Не обращая внимания на любопытные взгляды, я помогаю Пенелопе с чаем.
Хотя мы посещаем элитный пансионат – с собственной часовней и крепостным рвом, в Уотфорде нет избалованных студентов. Мы сами прибираемся, а после четвертого курса и стираем. Нам разрешено использовать магию для повседневных нужд, но я обычно к ней не прибегаю. Повариха Притчард и ее помощники готовят еду, а остальные по очереди дежурят в столовой. На выходных – самообслуживание.
Пенелопа приносит нам тарелку бутербродов с сыром и целую гору теплых лепешек, а я стремительно поглощаю полпачки масла. Кладу на лепешки большие куски масла, так что сверху оно тает, а внутри остается холодным. Пенни смотрит на меня с некоторым отвращением, но в то же время ясно, что она соскучилась.
– Расскажи, как провела лето, – говорю я по ходу дела.
– Хорошо. Серьезно.
– Да? – Из моего рта вылетают крошки.
– Мы с папой ездили в Чикаго. Он проводил исследования в лаборатории, а я и Мика помогали. – Она немного расслабляется, когда речь заходит про ее парня. – Мика потрясающе говорит по-испански. Он научил меня стольким новым заклинаниям – если я подучу язык, то смогу накладывать чары не хуже носителя.
– Как у него дела?
Пенелопа краснеет и откусывает сэндвич, не торопясь с ответом. Мы не виделись всего несколько месяцев, но она выглядит иначе. Более взрослой.

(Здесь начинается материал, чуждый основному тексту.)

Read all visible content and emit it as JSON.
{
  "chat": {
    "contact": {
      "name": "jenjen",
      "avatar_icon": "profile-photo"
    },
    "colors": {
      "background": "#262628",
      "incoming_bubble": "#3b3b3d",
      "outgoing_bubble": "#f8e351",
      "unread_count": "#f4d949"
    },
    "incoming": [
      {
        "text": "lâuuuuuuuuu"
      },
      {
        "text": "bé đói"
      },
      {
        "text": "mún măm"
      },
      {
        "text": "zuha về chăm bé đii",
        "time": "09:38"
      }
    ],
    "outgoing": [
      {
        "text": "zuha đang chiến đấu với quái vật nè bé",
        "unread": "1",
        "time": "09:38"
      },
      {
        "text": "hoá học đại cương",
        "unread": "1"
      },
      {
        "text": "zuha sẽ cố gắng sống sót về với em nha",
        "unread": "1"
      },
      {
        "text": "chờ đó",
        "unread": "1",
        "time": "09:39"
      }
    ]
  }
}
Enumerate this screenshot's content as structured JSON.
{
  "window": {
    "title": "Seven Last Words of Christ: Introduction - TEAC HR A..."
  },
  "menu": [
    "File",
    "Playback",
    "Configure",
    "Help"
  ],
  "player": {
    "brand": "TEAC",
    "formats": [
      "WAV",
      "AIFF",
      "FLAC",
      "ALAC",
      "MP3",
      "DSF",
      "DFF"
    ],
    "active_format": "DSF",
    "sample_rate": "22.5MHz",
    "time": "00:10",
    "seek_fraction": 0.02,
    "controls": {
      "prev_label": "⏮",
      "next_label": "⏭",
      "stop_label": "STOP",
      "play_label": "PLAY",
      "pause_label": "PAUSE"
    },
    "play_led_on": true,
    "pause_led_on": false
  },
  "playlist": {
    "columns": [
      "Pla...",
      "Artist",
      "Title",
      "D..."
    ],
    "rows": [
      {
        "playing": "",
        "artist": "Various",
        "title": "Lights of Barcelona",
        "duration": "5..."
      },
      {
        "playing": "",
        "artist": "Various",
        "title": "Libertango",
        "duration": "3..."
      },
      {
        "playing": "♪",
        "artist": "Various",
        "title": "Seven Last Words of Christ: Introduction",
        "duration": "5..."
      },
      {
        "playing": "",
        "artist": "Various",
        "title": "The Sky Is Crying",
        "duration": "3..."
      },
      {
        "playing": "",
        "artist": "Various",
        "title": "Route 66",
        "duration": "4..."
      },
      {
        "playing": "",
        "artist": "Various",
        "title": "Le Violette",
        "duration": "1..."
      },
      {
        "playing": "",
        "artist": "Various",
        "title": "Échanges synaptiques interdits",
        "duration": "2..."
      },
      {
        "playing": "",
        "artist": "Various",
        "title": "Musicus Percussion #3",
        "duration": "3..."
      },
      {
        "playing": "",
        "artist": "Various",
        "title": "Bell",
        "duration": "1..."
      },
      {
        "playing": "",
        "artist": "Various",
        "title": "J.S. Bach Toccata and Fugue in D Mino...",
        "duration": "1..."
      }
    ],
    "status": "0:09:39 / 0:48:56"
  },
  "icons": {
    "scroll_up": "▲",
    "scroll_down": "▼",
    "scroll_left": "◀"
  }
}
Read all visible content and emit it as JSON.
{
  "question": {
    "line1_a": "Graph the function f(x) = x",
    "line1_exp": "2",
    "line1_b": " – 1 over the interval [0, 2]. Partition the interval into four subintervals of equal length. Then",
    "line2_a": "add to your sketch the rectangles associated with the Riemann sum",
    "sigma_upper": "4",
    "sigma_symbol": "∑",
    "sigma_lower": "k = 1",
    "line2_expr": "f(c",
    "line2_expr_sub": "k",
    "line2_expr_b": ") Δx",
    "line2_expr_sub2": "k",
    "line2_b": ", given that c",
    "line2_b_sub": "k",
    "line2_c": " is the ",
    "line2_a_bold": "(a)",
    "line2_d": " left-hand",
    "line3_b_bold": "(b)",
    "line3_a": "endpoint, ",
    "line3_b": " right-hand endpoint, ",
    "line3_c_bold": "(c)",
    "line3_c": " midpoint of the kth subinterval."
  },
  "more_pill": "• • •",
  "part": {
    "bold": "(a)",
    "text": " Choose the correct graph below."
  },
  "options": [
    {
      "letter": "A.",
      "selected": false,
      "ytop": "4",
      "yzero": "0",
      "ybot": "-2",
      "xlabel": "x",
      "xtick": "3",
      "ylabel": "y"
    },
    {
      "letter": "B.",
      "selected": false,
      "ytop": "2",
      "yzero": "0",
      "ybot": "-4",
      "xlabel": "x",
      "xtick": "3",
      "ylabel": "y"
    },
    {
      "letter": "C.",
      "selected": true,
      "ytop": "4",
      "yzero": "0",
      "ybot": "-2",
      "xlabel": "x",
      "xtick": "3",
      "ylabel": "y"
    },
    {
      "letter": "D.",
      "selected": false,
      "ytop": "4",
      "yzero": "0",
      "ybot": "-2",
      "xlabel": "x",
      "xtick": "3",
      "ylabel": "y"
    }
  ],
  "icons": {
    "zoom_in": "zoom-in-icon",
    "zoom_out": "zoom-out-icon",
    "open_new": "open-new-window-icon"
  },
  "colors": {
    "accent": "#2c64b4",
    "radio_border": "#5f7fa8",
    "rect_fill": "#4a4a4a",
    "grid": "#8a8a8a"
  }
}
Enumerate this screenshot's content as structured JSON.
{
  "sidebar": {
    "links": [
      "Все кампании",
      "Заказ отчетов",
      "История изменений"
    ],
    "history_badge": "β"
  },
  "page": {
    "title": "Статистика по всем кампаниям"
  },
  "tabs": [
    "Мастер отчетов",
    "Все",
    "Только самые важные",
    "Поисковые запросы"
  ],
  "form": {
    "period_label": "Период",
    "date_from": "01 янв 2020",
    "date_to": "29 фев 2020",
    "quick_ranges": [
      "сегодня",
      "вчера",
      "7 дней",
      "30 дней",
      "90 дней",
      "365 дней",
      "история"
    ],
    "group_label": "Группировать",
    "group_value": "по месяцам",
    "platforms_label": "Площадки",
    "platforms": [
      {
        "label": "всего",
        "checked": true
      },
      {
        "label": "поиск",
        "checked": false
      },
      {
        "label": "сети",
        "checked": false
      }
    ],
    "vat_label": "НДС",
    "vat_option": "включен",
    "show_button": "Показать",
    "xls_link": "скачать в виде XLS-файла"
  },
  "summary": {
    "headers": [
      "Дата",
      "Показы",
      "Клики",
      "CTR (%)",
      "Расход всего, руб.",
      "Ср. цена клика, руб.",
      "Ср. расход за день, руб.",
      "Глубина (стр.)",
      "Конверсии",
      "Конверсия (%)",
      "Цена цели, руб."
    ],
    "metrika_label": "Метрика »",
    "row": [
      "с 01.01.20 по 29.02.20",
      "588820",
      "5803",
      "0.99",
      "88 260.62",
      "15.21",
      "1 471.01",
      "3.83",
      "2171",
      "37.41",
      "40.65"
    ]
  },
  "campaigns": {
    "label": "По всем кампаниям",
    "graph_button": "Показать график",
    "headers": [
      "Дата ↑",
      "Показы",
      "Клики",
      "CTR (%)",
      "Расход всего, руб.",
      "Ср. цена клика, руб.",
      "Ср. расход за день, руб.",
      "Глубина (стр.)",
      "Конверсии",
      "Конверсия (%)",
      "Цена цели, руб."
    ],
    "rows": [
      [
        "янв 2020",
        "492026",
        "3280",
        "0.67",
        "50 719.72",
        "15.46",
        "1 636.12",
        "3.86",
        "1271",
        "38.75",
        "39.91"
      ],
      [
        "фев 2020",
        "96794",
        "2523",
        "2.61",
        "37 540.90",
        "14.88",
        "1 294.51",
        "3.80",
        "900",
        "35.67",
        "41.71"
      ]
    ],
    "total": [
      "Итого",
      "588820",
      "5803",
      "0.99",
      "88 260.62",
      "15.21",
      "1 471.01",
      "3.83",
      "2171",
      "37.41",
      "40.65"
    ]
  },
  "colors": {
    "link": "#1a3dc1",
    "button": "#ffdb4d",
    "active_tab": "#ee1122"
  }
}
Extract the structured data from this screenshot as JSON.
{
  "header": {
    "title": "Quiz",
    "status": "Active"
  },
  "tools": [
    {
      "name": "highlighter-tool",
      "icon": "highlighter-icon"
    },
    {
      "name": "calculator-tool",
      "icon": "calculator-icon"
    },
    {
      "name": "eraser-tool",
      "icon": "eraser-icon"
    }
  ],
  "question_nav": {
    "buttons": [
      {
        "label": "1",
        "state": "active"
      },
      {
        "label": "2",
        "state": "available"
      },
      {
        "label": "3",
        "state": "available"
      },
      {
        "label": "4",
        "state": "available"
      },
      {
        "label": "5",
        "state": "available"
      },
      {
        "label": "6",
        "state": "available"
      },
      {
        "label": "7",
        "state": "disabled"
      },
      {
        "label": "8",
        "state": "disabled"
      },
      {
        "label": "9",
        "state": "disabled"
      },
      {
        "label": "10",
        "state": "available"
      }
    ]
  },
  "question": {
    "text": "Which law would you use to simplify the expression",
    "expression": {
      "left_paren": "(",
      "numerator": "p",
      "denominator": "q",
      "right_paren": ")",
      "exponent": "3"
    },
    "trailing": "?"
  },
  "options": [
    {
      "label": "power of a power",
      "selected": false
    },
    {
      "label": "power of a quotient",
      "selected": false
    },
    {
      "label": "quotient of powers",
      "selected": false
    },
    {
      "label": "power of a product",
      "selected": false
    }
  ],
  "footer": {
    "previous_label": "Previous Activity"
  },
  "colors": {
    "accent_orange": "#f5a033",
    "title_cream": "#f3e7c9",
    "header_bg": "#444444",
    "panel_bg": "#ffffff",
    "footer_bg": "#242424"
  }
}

В Уотфорде девочкам не обязательно носить юбки, но Пенелопа и Агата их обожают. Пенни носит плиссированные до колен, обычно с высокими гольфами в ромбы с расцветкой школы. А туфли у нее черные и с пряжками, как у Алисы в Стране чудес.
Пенни всегда кажется младше своего возраста – вся такая пухленькая, круглолицая, с полноватыми ногами и ямочками на коленях. В форме она выглядит совсем девчонкой.
И все же… за лето она изменилась. Теперь она больше похожа на женщину в одежде маленькой девочки.
– У Мики все хорошо, – наконец отвечает она, заводя свои темные волосы за уши. – Так много времени вместе мы еще не проводили.
– Значит, дрожь в коленках уже прошла?
– Нет, – смеется Пенни. – Все было… по-настоящему. Впервые.
Я не знаю, что сказать, поэтому слабо улыбаюсь.
– Эй, закрой рот! – говорит она; я так и делаю. – Что насчет тебя? – Пенни ждала с расспросами до последнего, но, видимо, больше не в силах сдерживаться. Оглянувшись по сторонам, она подается вперед. – Расскажешь, что произошло?
– А когда что-то произошло?
– Летом.
– Ничего не произошло, – пожимаю я плечами.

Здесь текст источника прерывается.